Genetic approaches to studying mouse models of human seizure disorders.

In conclusion, we have discussed a reverse genetics approach to studying seizure disorders in mice (Fig. 1), employing a targeted mutagenesis method to exploit the genetic defects identified in human epilepsy families. After detailed characterization of the nature of the human mutation and the mouse counterpart gene, a targeting vector containing the human disease allele is created. The endogenous mouse gene is replaced by the human disease allele through homologous recombination in ES cells, leading to the generation of chimeric animals. Mice carrying one copy or both copies of the human mutation can be bred to study the phenotypic effect of heterozygous and homozygous mutations. At this stage, one may want to split the newly created mice into two groups. One group will go through seizure phenotyping tests, while the other group will be used to generate disease allele-carrying mice on a different genetic background. Phenotypic characterization of mice on different inbred strains includes behavioral monitoring and EEG analysis looking for the occurrence of spontaneous seizures, as well as routine cage examination looking for handling-provoked seizure and ECT- and PTZ- induced seizure paradigms looking for sensitivity to these stimuli. A complete evaluation of the seizure phenotype at the whole-animal level establishes the relevance of the mouse model to the human condition.
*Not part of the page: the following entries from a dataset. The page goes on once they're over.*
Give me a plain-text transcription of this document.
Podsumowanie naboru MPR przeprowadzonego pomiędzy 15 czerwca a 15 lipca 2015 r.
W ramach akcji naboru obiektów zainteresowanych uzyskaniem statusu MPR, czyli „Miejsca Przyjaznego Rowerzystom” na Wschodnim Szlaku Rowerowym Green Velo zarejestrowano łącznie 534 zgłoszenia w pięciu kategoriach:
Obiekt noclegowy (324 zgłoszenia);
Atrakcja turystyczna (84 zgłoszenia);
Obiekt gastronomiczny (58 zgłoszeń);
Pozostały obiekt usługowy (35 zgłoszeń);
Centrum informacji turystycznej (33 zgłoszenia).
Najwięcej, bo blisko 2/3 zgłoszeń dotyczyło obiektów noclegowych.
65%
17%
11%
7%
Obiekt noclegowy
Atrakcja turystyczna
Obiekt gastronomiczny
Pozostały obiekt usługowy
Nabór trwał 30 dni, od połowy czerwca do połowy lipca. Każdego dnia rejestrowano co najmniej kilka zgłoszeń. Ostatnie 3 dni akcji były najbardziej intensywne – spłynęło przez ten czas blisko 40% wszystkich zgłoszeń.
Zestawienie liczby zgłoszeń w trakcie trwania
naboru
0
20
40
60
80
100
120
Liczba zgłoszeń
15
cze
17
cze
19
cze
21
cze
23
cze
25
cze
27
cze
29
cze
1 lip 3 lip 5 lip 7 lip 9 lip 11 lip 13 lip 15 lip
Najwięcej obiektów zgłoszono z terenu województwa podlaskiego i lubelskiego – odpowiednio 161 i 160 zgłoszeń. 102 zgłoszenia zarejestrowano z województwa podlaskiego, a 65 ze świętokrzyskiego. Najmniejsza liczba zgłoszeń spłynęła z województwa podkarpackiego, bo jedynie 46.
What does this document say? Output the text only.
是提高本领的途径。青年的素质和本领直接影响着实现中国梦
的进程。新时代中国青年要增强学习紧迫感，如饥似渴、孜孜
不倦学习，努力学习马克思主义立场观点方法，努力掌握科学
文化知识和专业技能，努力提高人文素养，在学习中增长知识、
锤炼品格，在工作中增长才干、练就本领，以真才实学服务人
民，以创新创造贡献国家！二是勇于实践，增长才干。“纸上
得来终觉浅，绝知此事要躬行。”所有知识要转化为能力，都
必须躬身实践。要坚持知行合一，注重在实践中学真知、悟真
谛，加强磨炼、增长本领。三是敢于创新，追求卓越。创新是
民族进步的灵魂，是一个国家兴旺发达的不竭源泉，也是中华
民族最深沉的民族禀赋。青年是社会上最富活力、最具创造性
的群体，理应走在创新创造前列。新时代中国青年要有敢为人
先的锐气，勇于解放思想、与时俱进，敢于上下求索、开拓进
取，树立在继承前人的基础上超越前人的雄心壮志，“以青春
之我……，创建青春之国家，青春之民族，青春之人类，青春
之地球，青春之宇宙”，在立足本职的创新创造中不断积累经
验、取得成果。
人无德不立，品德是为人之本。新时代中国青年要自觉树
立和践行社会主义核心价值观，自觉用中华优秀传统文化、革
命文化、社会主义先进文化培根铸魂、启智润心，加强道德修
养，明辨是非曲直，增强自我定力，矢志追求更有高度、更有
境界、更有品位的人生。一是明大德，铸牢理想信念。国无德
Further investigation including imaging, electrophysiology and AED response in these mouse models will shed light on the mechanistic basis of the convulsive disorder. Current epilepsy research in mouse genetics offers promise for understanding the molecular mechanisms that underlie epileptogenesis in humans. A large-scale forward genetic effort to create novel mouse mutants with seizure phenotypes by in vivo chemical mutagenesis with ethyl-nitroso urea (ENU) is underway at the Jackson Laboratory (http://www.jax.org/nmf/). Genetic mapping and isolation of the affected genes in these seizure-prone models will provide additional molecular pathways involved in seizures. The mutant mice generated through both forward and reverse genetic approaches will be a valuable resource for the biomedical community to study epilepsy at the molecular level and to characterize the pathological consequences of seizures in the whole organism.